Küçük arazilerde büyük kazanç: Edirne'de hünnap dönemi
Edirne'de son yıllarda küçük tarım arazilerini değerlendirmek isteyen üreticiler, yüksek getirisi ve düşük bakım maliyetiyle dikkat çeken hünnap yetiştiriciliğine yöneldi.
Çeltik, ayçiçeği, buğday ve kanola üretiminin yoğun olduğu kentte, özellikle eğimli ve küçük arazilerde hünnap bahçeleri kurulmaya başlandı.
Yaklaşık 5 metre aralıklarla dikilen hünnap fideleri, ikinci yıldan itibaren meyve vermeye başlarken,olgun bir ağaçtan ortalama 25 kilogram ürün, dekarda ise yaklaşık 1 ton rekolte elde ediliyor.
Hastalıklara ve zararlılara karşı dayanıklı yapısıyla öne çıkan hünnap; az su tüketimi, ilaçsız üretim imkânı ve düşük işçilik ihtiyacı sayesinde üreticiler için cazip hale geldi.
Kent genelinde kurulan yeni bahçelerle birlikte hünnap üretim alanı 100 dekarı geçti.
Çinliler tarafından “ölümsüzlük meyvesi” olarak adlandırılan hünnap, hem küçük arazilerin ekonomiye kazandırılmasını hem de çiftçilerin gelirinin artmasını sağlıyor.
Köse: “Hünnap Trakya’da alternatif ürün haline geldi”
Edirne İl Tarım ve Orman Müdürü İslam Köse, hünnabın Türkiye genelinde giderek yaygınlaştığını belirterek, “Asya kökenli bu meyve artık Trakya’da da alternatif bir ürün haline geldi. Pazarda yoğun talep görüyor çünkü hem besin değeri yüksek hem de sağlık açısından oldukça faydalı.” dedi.
Hünnabın antioksidan özelliği sayesinde kalp ve sindirim sistemi hastalıklarına iyi geldiğini belirten Köse, “Üreticilerimiz küçük arazilerini değerlendirerek önemli bir gelir elde edebilirler. 1 dekardan yaklaşık 1 ton ürün alınabiliyor. Kilogramı 70-80 liradan satılıyor; bu da dekarda 70-80 bin lira kazanç anlamına geliyor.” diye konuştu.

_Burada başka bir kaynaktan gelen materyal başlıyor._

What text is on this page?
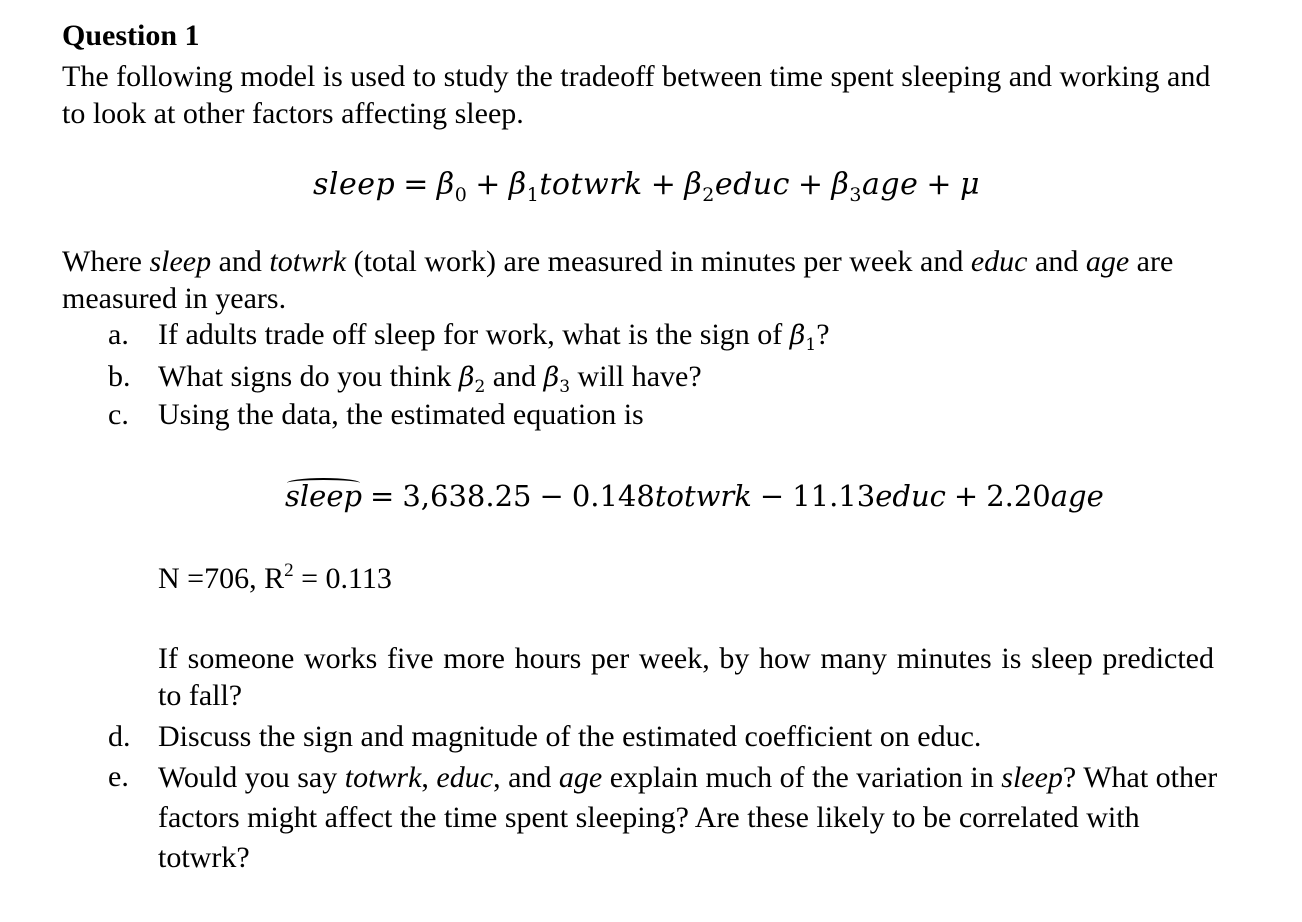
Question 1
The following model is used to study the tradeoff between time spent sleeping and working and to look at other factors affecting sleep.
sleep = $\beta_0$ + $\beta_1totwrk$ + $\beta_2educ + \beta_3age + \mu$
Where sleep and totwrk (total work) are measured in minutes per week and educ and age are measured in years.
a. If adults trade off sleep for work, what is the sign of $\beta_1$?
b. What signs do you think $\beta_2$ and $\beta_3$ will have?
c. Using the data, the estimated equation is
sleep = 3,638.25 − 0.148totwrk − 11.13educ + 2.20age
N =706, $R^2 = 0.113$
If someone works five more hours per week, by how many minutes is sleep predicted to fall?
d. Discuss the sign and magnitude of the estimated coefficient on educ.
e. Would you say totwrk, educ, and age explain much of the variation in sleep? What other factors might affect the time spent sleeping? Are these likely to be correlated with totwrk?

Köse, hünnabın bakımının kolay, organik üretime uygun ve su ihtiyacının düşük olduğuna dikkat çekerek, “Bölgeye uyum sağlayan, yüksek getirili bir ürün. Üreticilerimize eğitim ve teknik destek sağlamaya devam ediyoruz.” ifadelerini kullandı.
Üreticiler memnun: “Bakımı kolay, kazancı yüksek”
Edirneli üretici Ahmet Gündüz, hünnabın diğer meyvelere göre çok daha az bakım gerektirdiğini söyleyerek, “İlaç kullanmaya gerek yok. Don olaylarından etkilenmiyor. Bu yıl birçok meyve ağacı zarar gördü ama hünnap hiç etkilenmedi.” dedi.
Bir diğer üretici Kenan Kırça ise emekliliğin ardından başladığı meyvecilikte hünnap üretiminden oldukça memnun olduğunu belirtti:
“Hünnap hem taze hem kuru olarak tüketiliyor, hatta pekmezi de yapılıyor. Eşim böbrek hastası, hünnap tüketerek faydasını gördü. Sulama imkânı olan herkese bu üretimi tavsiye ediyorum.”
4 bin yıllık “ölümsüzlük meyvesi”
Anavatanı Çin olan ve yaklaşık 4 bin yıldır yetiştirilen hünnap, içerdiği C, B1, B2 ve B6 vitaminleri ile zengin mineral yapısı sayesinde sağlık açısından büyük değer taşıyor.
Bugün Türkiye’nin yanı sıra Rusya, Hindistan, Orta Doğu, Güney Avrupa ve Kuzey Afrika’da da yetiştirilen bu özel meyve, Edirne’de küçük araziler için yeni bir umut haline geliyor.